Man !!!!.. that is a true "Heirloom", Curtis... Beautiful work for sure...


(If I had to deal with that much CA...you'd just find me someday dead..stuck firmly to the workbench...):tongue:


----------



## bill (May 21, 2004)

I really like that one. I guess your using the slow cure CA?


----------



## Flat Fish (Jun 18, 2005)

That is top notch! I can't imagine doing CA on a bowl...


----------



## Slip (Jul 25, 2006)

That is awsome. I wondered about using CA on a vase, but wondered how it would work out but woujld sure keep from the laquer buildups like I have been doing. That looks great.


----------



## Viking48 (Jan 24, 2006)

That is a great idea and some great work as well. I can't get CA to work on pens - never have a chance on a bowl.


----------



## Gator gar (Sep 21, 2007)

What in Gods name is CA??? I tried looking it up, but all I came up with is CALIFORNIA!!!!


----------



## bill (May 21, 2004)

Cyanoacrylate glue...like super glue


----------



## Bobby (May 21, 2004)

Gator gar said:


> What in Gods name is CA??? I tried looking it up, but all I came up with is CALIFORNIA!!!!
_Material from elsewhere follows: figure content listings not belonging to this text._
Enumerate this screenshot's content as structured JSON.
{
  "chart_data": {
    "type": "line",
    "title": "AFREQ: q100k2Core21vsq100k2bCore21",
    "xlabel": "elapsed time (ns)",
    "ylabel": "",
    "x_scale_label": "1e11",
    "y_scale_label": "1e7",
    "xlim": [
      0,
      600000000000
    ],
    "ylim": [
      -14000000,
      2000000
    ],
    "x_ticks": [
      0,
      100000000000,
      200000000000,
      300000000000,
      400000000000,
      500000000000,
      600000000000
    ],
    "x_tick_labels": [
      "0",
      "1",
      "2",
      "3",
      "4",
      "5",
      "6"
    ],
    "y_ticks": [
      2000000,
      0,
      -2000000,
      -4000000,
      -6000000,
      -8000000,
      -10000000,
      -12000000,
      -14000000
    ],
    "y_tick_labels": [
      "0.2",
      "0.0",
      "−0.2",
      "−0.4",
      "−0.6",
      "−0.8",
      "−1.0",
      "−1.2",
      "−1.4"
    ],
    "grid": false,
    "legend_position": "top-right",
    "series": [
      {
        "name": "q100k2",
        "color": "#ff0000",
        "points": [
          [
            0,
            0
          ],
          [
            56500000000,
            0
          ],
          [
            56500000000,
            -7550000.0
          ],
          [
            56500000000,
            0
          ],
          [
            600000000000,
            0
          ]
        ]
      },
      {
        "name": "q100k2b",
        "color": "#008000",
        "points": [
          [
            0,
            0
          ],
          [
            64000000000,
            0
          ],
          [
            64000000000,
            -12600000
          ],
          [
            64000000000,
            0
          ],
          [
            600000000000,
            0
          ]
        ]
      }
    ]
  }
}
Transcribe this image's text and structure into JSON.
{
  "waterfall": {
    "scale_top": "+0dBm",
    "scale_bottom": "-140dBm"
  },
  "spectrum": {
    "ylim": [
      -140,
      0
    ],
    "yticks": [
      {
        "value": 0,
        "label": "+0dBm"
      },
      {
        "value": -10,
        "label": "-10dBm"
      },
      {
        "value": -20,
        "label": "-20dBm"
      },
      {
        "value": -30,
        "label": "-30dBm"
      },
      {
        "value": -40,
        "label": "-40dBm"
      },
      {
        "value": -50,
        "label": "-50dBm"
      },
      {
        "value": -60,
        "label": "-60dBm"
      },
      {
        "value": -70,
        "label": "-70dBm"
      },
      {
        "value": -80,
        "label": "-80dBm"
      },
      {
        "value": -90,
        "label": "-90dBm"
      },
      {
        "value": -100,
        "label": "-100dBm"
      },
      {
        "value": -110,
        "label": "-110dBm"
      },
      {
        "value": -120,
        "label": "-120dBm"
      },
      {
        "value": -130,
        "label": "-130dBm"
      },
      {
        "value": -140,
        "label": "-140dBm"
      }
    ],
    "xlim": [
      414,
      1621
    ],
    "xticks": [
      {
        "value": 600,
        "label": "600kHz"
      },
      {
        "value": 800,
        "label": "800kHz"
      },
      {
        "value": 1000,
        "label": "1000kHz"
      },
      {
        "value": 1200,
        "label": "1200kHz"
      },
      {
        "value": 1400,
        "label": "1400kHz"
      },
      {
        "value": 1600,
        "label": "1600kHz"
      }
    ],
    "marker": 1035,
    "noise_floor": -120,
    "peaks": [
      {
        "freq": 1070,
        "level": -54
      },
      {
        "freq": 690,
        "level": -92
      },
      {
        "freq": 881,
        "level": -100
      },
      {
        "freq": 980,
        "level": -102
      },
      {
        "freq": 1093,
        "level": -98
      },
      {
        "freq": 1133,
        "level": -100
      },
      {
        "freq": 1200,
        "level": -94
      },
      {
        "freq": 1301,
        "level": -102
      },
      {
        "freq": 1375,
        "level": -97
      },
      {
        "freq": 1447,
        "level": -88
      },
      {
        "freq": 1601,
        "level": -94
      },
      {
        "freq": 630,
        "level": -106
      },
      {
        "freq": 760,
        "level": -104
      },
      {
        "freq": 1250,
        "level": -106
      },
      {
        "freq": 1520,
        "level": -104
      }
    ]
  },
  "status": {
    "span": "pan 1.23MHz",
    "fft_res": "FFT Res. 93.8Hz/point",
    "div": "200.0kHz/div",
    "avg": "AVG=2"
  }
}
Super glue for a short answer. I can't spell the long name for it.


----------



## MesquiteMan (Jun 28, 2008)

slip knot,

Another easy to do finish on larger pieces is epoxy. Put it on thick and let it sit for a few minutes. Then use a strip of cloth (paper towel will NOT work) and hold it by each end. Buff the epoxy into the wood like you would a friction finish. The heat generated will cure the epoxy and with a couple of good coats, you will build a very durable finish that is also impervious.


----------



## MesquiteMan (Jun 28, 2008)

bill said:


> I really like that one. I guess your using the slow cure CA?
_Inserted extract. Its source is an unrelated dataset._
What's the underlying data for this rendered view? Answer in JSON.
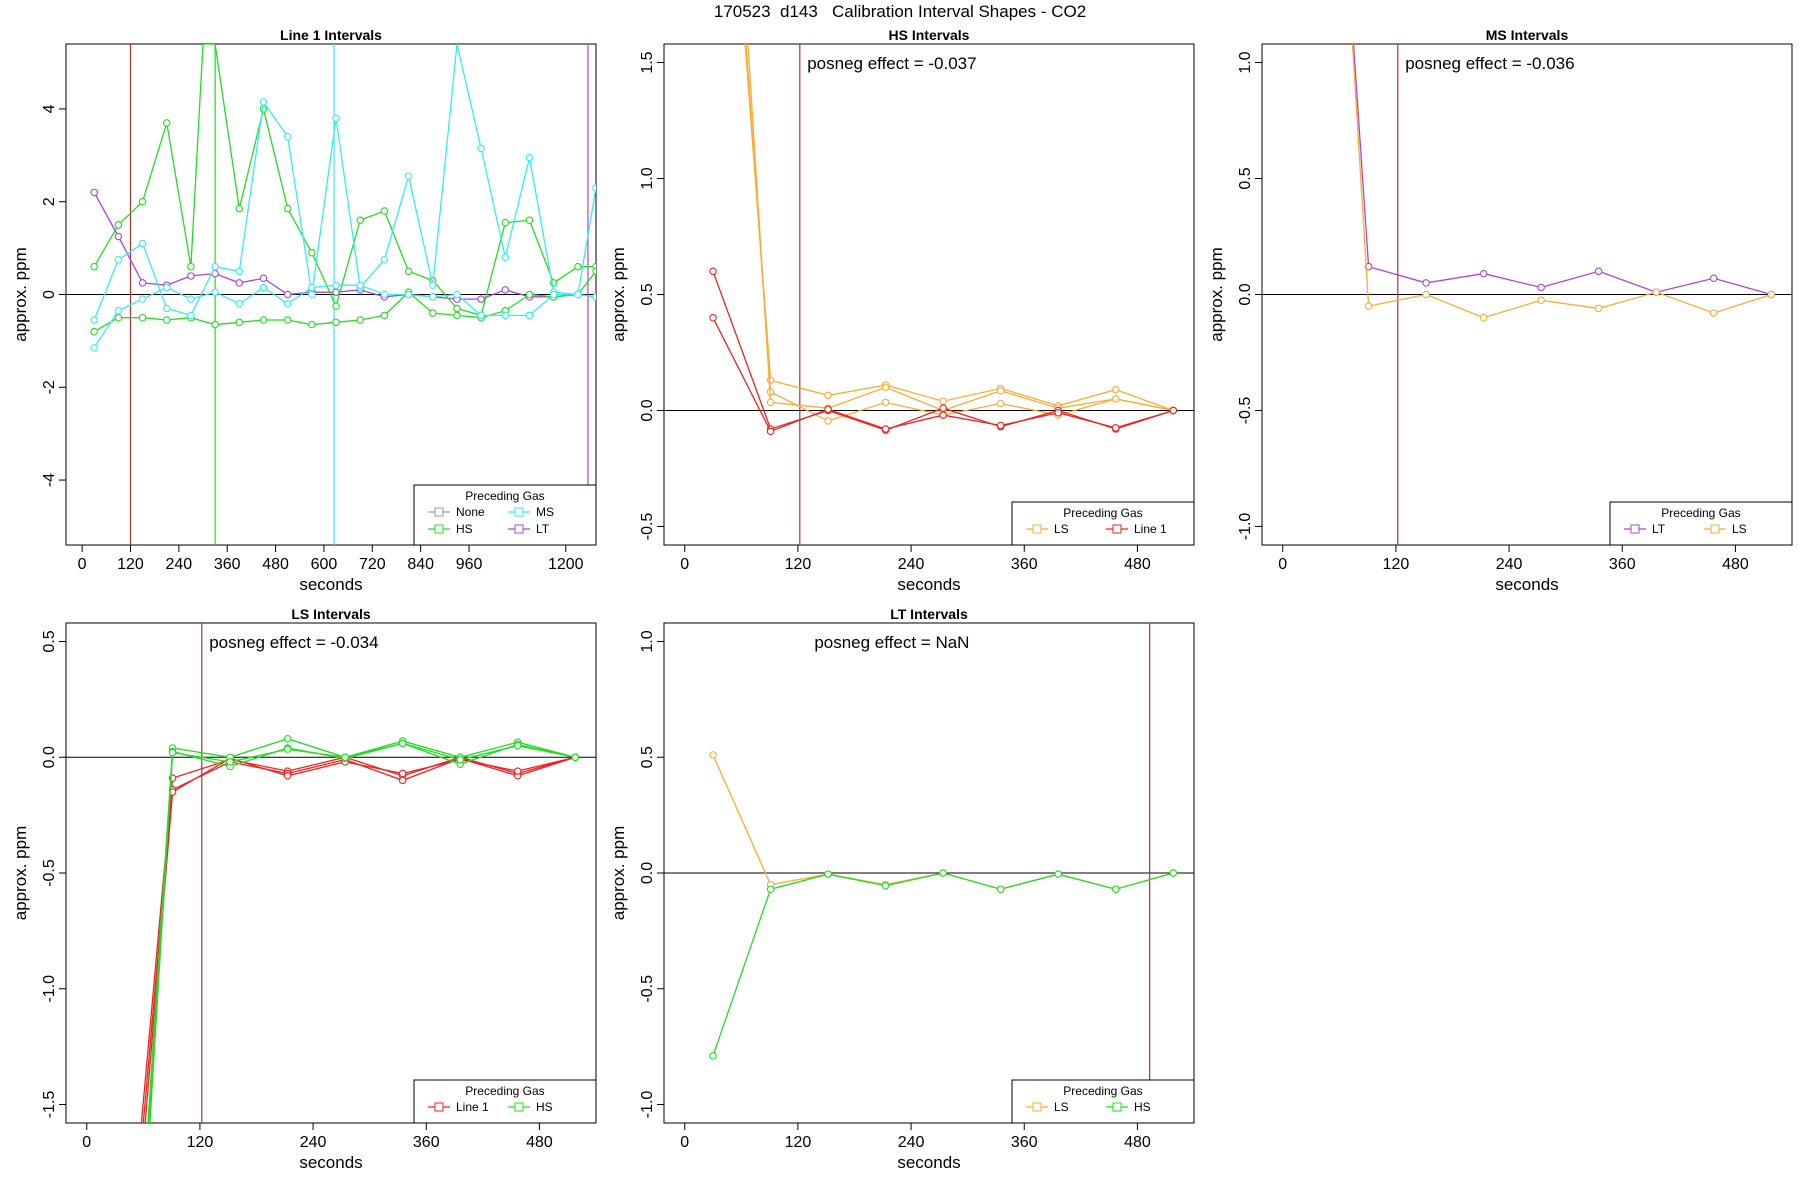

No, I use a couple of coats of thin to seal the wood and then a number of coats of medium. It just takes a little time and can be a pain but is worth it when done.


----------



## Bobby (May 21, 2004)

Still waiting on that video of your method of a CA finish on the pens Curtis.


----------



## Slip (Jul 25, 2006)

MesquiteMan said:


> slip knot,
> 
> Another easy to do finish on larger pieces is epoxy. Put it on thick and let it sit for a few minutes. Then use a strip of cloth (paper towel will NOT work) and hold it by each end. Buff the epoxy into the wood like you would a friction finish. The heat generated will cure the epoxy and with a couple of good coats, you will build a very durable finish that is also impervious.


Thanks, may have to try that soon on a new piece hopefully coming soon. I have a piece of walnut that RobertA gave me that I'm dying to start on soon.


----------